While Mr Albanese gave the speech three decades ago, the radical ideas he espoused epitomise his socialist past that he has sought to bury as he asks the Australian public to elect him prime minister.
Five years after he gave the speech, he entered federal parliament at the 1996 election.
Treasurer Josh Frydenberg said Mr Albanese posed a “significant threat to Australia’s economic future with his socialist ideals and lack of economic experience, having never held a Treasury portfolio”. “He has spent his whole career being a cheerleader for higher taxes,” he said.
“The carbon tax, the mining tax, congestion tax, retirees tax, housing tax, family business tax, higher taxes on income and superannuation and, most damning of all, death duties.”
Asked about his speech, Mr Albanese said Mr Frydenberg’s attack over his support for an inheritance tax showed the government had “no substantial critique of the policies Labor is taking to the upcoming 2022 election, which is what we will implement if we are elected”. “It is a sign of the absolute desperation from a divided, dishonest and incompetent government that they are using taxpayer-funded staff to analyse debates which are more than three decades old,” he said.
In the speech, Mr Albanese went on to claim that money inherited or gifted had not been earned by the recipient and should be taxed.

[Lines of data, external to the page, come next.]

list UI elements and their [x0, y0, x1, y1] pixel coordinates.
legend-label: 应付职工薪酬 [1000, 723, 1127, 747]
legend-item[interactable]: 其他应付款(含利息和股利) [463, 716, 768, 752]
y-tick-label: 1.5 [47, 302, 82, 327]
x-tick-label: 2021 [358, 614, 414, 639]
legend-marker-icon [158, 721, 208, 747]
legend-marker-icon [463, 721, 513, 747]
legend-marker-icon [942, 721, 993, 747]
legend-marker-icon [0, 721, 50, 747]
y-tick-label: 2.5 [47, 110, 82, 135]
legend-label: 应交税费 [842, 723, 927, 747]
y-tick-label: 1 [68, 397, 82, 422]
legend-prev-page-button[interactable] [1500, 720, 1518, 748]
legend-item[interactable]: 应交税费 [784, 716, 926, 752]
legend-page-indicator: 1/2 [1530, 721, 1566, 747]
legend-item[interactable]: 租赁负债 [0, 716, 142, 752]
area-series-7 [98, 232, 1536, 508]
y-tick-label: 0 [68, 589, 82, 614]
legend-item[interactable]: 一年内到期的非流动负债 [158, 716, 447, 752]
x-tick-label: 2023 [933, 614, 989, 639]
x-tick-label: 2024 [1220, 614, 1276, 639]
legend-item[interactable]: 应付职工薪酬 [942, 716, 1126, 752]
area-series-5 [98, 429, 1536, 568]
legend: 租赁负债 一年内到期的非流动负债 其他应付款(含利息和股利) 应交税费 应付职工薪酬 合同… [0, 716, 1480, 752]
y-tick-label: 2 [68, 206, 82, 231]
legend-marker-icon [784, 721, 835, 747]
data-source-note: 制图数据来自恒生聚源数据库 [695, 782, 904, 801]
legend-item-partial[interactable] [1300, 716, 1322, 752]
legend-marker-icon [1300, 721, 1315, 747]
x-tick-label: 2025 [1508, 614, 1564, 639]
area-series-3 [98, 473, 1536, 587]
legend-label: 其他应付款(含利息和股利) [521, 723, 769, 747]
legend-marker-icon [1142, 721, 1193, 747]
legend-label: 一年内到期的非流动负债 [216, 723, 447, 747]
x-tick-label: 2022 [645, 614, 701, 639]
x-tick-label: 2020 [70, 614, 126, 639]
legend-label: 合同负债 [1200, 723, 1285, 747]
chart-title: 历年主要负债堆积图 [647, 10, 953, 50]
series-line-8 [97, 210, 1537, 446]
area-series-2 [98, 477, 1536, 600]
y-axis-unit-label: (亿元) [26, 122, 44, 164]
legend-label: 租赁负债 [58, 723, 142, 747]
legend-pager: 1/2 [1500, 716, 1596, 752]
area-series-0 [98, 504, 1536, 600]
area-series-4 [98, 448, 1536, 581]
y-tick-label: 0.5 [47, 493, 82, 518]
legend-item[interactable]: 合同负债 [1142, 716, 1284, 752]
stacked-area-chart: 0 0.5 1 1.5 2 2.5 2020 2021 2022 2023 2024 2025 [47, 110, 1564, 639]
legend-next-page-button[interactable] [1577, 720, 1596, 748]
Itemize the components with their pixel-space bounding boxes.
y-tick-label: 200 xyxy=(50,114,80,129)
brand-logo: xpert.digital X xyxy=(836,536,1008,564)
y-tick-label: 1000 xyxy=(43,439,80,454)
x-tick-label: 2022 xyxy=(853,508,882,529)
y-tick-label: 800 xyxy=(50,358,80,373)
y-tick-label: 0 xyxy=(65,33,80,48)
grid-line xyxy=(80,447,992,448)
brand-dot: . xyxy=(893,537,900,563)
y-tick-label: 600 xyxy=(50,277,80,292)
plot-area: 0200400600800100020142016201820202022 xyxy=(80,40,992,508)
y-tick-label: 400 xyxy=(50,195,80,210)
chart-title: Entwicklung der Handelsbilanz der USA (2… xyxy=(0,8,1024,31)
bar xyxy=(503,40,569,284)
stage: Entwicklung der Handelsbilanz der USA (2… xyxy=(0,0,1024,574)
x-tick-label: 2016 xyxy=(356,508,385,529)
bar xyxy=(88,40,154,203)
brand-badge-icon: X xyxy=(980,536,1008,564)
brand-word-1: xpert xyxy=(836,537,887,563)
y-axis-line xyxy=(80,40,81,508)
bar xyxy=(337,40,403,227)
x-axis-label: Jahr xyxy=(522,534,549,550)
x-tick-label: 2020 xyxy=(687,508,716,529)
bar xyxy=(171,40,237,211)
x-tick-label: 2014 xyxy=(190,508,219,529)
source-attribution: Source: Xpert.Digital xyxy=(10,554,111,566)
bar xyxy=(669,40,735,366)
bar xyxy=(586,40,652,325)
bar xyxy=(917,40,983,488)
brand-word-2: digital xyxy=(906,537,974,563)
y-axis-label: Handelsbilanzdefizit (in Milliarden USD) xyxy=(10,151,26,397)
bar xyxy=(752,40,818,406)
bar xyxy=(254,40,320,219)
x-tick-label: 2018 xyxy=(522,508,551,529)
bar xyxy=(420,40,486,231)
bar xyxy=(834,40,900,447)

Death duties would “distribute inheritances more widely than a mere duty on the estate”, he said. “It could also take into account gifts and other requests over a period of time as one way of ensuring that there was minimal avoidance of such a tax.”
Without an inheritance tax, Mr Albanese argued, there was a “horizontal inequity against earned income, in favour of unearned income”.
The commerce minister at the time, Button, responded to Mr Albanese’s resolution by saying the policy had been taken from the Australian Democrats and “probably hasn’t been very well thought out”. He appealed to Labor delegates not to introduce death duties because “the text of this resolution will be picked on by our opponents with glee”. Button also noted that Walsh, whom Mr Albanese had quoted, had said the inheritance tax “should apply to $50,000 thresholds”.
Kerin said that before the states had traded away death duties “there was a lot of destruction done to Australian farming”.
“I want to run into the next election with no new taxes,” he said. “Whatever you do, delegates, don’t give the Liberals the opportunity to misrepresent this woefully as we run into the next election because they will do that.”
During his speech, which repeatedly addressed “Comrade Chair”, Mr Albanese rejected the proposal for a consumption tax – like the GST – and instead said there should be taxes that hit the “top end of a town” – a turn of phrase adopted by Mr Albanese’s predecessor, Bill Shorten, during the 2019 election campaign.
“I believe there could be no greater political distinction coming out of this conference in showing the real distinction between the Labor Party and the conservatives in our centenary year than the fact that the conservative forces are pushing a consumption tax,” he said.
“This conference has rejected, earlier on, a consumption tax unanimously and a suggestion that we actually consider looking at things which hit the top end of town out of this conference would be an appropriate measure.”
Criticising the Hawke government, he said the profits of the Prices and Incomes Accord (an agreement between the ACTU and the Labor Party) “have been wasted and squandered in an orgy of speculation and unproductive investment”.